Model with indicator of whether an infection occured in past 60 days (covariate changing in time). We shall split the interval data where the time period between two events is higher than 60 days and fill it with event=0.
days <- 60
cgd$infected60 <- 0
newcgd <- data.frame()
for(id in unique(cgd$id)){
datai <- cgd[cgd$id == id, ]
cgdi <- datai[1,]
j <- 1
infend <- cgdi[1,"tstop"] + days
while(j < dim(datai)[1]){
j <- j+1
if(infend < datai[j,"tstop"]){
# other infection more than 60days after --> divide into two new rows
new1 <- datai[j,]
new1[1,c("tstop", "status", "infected60")] <- c(infend, 0, 1) # no event, just change of infected60
new2 <- datai[j,]
new2[1,c("tstart", "infected60")] <- c(infend, 0) # keep status, change of infected60
cgdi <- rbind(cgdi, new1, new2)
}else{
# again infected (or censored) within 60days
new1 <- datai[j,]
new1[1,"infected60"] <- 1 # just change of infected60
cgdi <- rbind(cgdi, new1)
}
# change the next end of infection
if(datai[j,"status"]){
infend <- datai[j,"tstop"] + days
}
}
newcgd <- rbind(newcgd, cgdi)
}
newcgd[1:20, c("id","enum","treat","tstart","tstop","status","infected60")]

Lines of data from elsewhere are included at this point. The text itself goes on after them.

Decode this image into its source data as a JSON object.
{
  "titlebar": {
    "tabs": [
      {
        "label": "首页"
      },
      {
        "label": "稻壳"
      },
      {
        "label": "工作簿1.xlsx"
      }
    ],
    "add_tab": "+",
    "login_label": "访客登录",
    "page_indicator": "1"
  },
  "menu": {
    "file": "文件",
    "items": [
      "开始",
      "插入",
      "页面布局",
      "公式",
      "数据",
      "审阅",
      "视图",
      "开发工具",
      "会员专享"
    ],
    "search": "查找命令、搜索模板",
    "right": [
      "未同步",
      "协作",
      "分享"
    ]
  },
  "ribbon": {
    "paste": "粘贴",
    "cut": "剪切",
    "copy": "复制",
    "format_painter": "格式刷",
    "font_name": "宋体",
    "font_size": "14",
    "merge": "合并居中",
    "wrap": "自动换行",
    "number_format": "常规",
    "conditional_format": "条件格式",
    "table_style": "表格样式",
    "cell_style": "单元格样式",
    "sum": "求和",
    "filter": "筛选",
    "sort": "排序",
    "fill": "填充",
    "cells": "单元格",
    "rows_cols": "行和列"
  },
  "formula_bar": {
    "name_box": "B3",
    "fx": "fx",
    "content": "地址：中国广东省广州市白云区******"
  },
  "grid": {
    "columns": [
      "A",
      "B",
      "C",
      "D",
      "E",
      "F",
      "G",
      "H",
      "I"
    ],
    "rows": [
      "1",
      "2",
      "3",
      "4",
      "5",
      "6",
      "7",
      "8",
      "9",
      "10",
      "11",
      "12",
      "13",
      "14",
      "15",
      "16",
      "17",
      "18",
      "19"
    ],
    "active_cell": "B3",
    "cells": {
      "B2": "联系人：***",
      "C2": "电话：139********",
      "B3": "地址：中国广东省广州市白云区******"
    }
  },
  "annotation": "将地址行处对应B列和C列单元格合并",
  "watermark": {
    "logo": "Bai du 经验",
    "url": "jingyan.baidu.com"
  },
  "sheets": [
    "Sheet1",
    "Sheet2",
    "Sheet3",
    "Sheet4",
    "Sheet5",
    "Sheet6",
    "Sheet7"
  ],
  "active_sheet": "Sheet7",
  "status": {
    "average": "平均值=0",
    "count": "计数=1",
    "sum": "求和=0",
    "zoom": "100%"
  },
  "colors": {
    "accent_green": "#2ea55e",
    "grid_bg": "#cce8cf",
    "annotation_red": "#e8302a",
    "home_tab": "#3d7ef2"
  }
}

## id enum treat tstart tstop status infected60
## 1 1 1 rIFN-g 0 219 1 0
## 2 1 2 rIFN-g 219 279 0 1
## 21 1 2 rIFN-g 279 373 1 0
## 3 1 3 rIFN-g 373 414 0 1
## 4 2 1 placebo 0 8 1 0
## 5 2 2 placebo 8 26 1 1
## 6 2 3 placebo 26 86 0 1
## 61 2 3 placebo 86 152 1 0
## 7 2 4 placebo 152 212 0 1
## 71 2 4 placebo 212 241 1 0
## 8 2 5 placebo 241 249 1 1
## 9 2 6 placebo 249 309 0 1
## 91 2 6 placebo 309 322 1 0
## 10 2 7 placebo 322 350 1 1
## 11 2 8 placebo 350 410 0 1
## 111 2 8 placebo 410 439 0 0
## 12 3 1 rIFN-g 0 382 0 0
## 13 4 1 rIFN-g 0 388 0 0
## 14 5 1 placebo 0 246 1 0
## 15 5 2 placebo 246 253 1 1
Inclusion of such infection indicator however reduces the effect of treatment by about 10%. This is consistent with the simulation results that the estimator of the treatment effect has a negative bias if there is overdispersion. Naive variance estimator now performs much better since some of the heterogeneity has been captured by the infection indicator (which used to be the solution before robust variance estimator was suggested):
fit2n <- coxph(Surv(tstart, tstop, status) ~ treat + infected60, newcgd)
summary(fit2n)
## Call:
## coxph(formula = Surv(tstart, tstop, status) ~ treat + infected60,
## data = newcgd)
##
## n= 244, number of events= 76
##
## coef exp(coef) se(coef) z Pr(>|z|)
## treatrIFN-g -0.9874 0.3726 0.2659 -3.713 0.000205 ***
## infected60 0.7122 2.0385 0.2933 2.428 0.015178 *
## ---
## Signif. codes: 0 '***' 0.001 '**' 0.01 '*' 0.05 '.' 0.1 ' ' 1
##
## exp(coef) exp(-coef) lower .95 upper .95
## treatrIFN-g 0.3726 2.6841 0.2212 0.6274
## infected60 2.0385 0.4906 1.1472 3.6222
##
## Concordance= 0.655 (se = 0.031 )
## Likelihood ratio test= 25.38 on 2 df, p=3e-06
## Wald test = 24.2 on 2 df, p=6e-06
## Score (logrank) test = 27.05 on 2 df, p=1e-06
Robust variance estimator:
fit2r <- coxph(Surv(tstart, tstop, status) ~ treat + infected60, newcgd, cluster = id)
summary(fit2r)
## Call:
## coxph(formula = Surv(tstart, tstop, status) ~ treat + infected60,
## data = newcgd, cluster = id)
##
## n= 244, number of events= 76
##
## coef exp(coef) se(coef) robust se z Pr(>|z|)
## treatrIFN-g -0.9874 0.3726 0.2659 0.2947 -3.351 0.000807 ***
## infected60 0.7122 2.0385 0.2933 0.2544 2.799 0.005121 **
## ---
## Signif. codes: 0 '***' 0.001 '**' 0.01 '*' 0.05 '.' 0.1 ' ' 1
##
## exp(coef) exp(-coef) lower .95 upper .95
## treatrIFN-g 0.3726 2.6841 0.2091 0.6638
## infected60 2.0385 0.4906 1.2381 3.3564
##
## Concordance= 0.655 (se = 0.034 )
## Likelihood ratio test= 25.38 on 2 df, p=3e-06
## Wald test = 22.15 on 2 df, p=2e-05
## Score (logrank) test = 27.05 on 2 df, p=1e-06, Robust = 10.27 p=0.006
##
## (Note: the likelihood ratio and score tests assume independence of
## observations within a cluster, the Wald and robust score tests do not).